Privacy Architecture

All processing happens locally:

  • Documents parsed on your machine
  • OpenAI API calls send only extracted text (not files)
  • Event data stored in local JSON files
  • No telemetry, no cloud storage, no data retention

Architecture

Core Components

Component Purpose
DocumentProcessor Context-aware extraction with LLM + fallback
TimelineStore JSON persistence with filtering, deduplication, CRUD
TimelineVisualizer Plotly charts with interactive tooltips
UserNotesStore Persistent notes with metadata tracking
Data flow diagram ``` Document Upload ↓ DocumentProcessor ├── Document type detection (resume, cover letter, personal) ├── LLM extraction (OpenAI GPT) │ ↓ │ (If API fails) │ ↓ └── Fallback parser (rule-based) ↓ Validation ↓ TimelineStore ├── Deduplication ├── JSON persistence └── Filtering/querying ↓ TimelineVisualizer ↓ Streamlit UI ```

Storage Pattern

JSON-based with backup/restore:

  • timeline_events.json — Single source of truth for events
  • user_notes.json — User annotations with metadata
  • Automatic backup before destructive operations
  • Error recovery with graceful fallback

Implementation Notes

Streamlit Lessons Learned

Building ChronoScope surfaced hard-won lessons about Streamlit’s reactive model. These patterns are now codified in the project’s development guide:

The Golden Rules:

Rule Why It Matters
Every widget needs an explicit key Streamlit auto-generates keys by execution order; adding conditionals breaks them
Check file hash before processing File uploaders persist across reruns; without deduplication, you get duplicate events
Justify every st.rerun() Each rerun executes the entire script; multiple reruns cause loops
Cache expensive computations Code in main body runs on every rerun; use hash-based caching

Widget key registry pattern:

# Naming convention: {section}_{purpose}
st.selectbox("Color scheme", options, key="export_color_scheme")
st.date_input("Date range", value, key="filter_date_range")
st.slider("Priority", 1, 10, key="filter_priority")
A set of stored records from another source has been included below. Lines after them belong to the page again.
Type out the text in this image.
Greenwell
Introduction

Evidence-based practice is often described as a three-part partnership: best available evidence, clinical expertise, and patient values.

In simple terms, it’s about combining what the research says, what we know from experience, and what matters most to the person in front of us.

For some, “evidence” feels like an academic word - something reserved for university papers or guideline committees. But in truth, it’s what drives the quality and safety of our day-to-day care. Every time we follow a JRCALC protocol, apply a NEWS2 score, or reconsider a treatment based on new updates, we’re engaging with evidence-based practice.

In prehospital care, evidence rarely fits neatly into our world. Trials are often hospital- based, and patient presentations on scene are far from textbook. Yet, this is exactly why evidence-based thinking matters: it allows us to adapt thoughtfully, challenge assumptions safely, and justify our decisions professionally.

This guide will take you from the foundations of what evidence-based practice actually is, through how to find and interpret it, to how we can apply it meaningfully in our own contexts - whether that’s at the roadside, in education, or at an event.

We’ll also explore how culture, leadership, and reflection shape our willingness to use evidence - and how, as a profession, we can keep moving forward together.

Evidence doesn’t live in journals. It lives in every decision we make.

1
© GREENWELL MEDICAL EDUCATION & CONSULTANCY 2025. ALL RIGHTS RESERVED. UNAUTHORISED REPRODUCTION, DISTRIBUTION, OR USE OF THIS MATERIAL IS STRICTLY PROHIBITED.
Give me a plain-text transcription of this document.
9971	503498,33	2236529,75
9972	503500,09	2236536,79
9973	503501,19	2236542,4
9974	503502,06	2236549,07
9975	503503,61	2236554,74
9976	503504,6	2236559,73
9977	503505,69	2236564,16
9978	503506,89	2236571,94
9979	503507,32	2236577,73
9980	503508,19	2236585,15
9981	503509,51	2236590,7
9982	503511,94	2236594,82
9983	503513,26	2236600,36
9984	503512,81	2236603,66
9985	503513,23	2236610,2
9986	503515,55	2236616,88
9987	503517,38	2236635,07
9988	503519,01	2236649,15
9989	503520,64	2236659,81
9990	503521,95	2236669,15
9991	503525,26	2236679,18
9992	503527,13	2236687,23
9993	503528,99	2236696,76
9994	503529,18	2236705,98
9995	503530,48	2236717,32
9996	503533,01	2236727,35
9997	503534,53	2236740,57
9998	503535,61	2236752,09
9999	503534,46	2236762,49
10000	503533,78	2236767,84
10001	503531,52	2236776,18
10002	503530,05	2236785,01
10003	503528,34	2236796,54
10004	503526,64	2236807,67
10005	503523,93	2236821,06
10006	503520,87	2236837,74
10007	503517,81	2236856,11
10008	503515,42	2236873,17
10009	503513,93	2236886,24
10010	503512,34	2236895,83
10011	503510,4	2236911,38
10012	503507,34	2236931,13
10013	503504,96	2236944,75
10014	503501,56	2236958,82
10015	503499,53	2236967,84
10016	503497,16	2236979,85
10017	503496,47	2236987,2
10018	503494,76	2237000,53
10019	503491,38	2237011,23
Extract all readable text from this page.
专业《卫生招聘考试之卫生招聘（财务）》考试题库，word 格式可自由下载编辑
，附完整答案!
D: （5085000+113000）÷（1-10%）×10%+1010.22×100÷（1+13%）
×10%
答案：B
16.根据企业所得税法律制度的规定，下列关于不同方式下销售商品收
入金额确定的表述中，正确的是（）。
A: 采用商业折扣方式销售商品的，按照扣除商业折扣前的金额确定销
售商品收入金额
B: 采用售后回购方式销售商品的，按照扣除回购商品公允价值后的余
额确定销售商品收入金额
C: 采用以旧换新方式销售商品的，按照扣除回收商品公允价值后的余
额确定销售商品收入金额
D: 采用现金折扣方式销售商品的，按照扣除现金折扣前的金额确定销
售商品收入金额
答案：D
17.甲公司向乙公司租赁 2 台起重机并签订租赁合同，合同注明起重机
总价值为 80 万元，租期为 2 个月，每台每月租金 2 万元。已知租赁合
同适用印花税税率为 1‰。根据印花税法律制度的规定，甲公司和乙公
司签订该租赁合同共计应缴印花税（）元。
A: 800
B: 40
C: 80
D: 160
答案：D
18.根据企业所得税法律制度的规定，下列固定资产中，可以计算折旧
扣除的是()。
File deduplication pattern:

file_hash = hashlib.md5(file.read()).hexdigest()
file.seek(0)  # Reset pointer after hashing

if file_hash in st.session_state.processed_files:
    continue  # Skip already-processed file

process_file(file)
st.session_state.processed_files[file_hash] = metadata

These patterns eliminated a class of bugs where events were reprocessed on every UI interaction.


What’s Next

  • LLM transparency features — Show extraction reasoning alongside results
  • Formal test suite — pytest coverage for DocumentProcessor, TimelineStore
  • Performance optimization — Cache LLM responses to avoid redundant API calls
  • Enhanced date parsing — Better handling of ambiguous dates and ranges
  • Mobile-responsive design — Timeline viewing on smaller screens

Use Cases

Scenario How ChronoScope Helps
Career portfolio Visualize your professional journey for interviews or self-reflection
Academic timeline Track education milestones, publications, research evolution
Life story Document personal achievements and memories in chronological context
Project history Chart project evolution, deliverables, and team contributions
Team retrospective Combine individual timelines into collective achievement visualization

Screens & Artifacts

Screenshots from the Streamlit interface:

  • Main timeline view with interactive Plotly chart
  • Advanced settings panel with export options
  • TimelineJS exported presentation

See docs/assets/images/ for interface screenshots.


View Repository Documentation

Developer resources:


Note: ChronoScope is in beta. Core extraction and visualization features are stable; LLM transparency and testing infrastructure are in progress.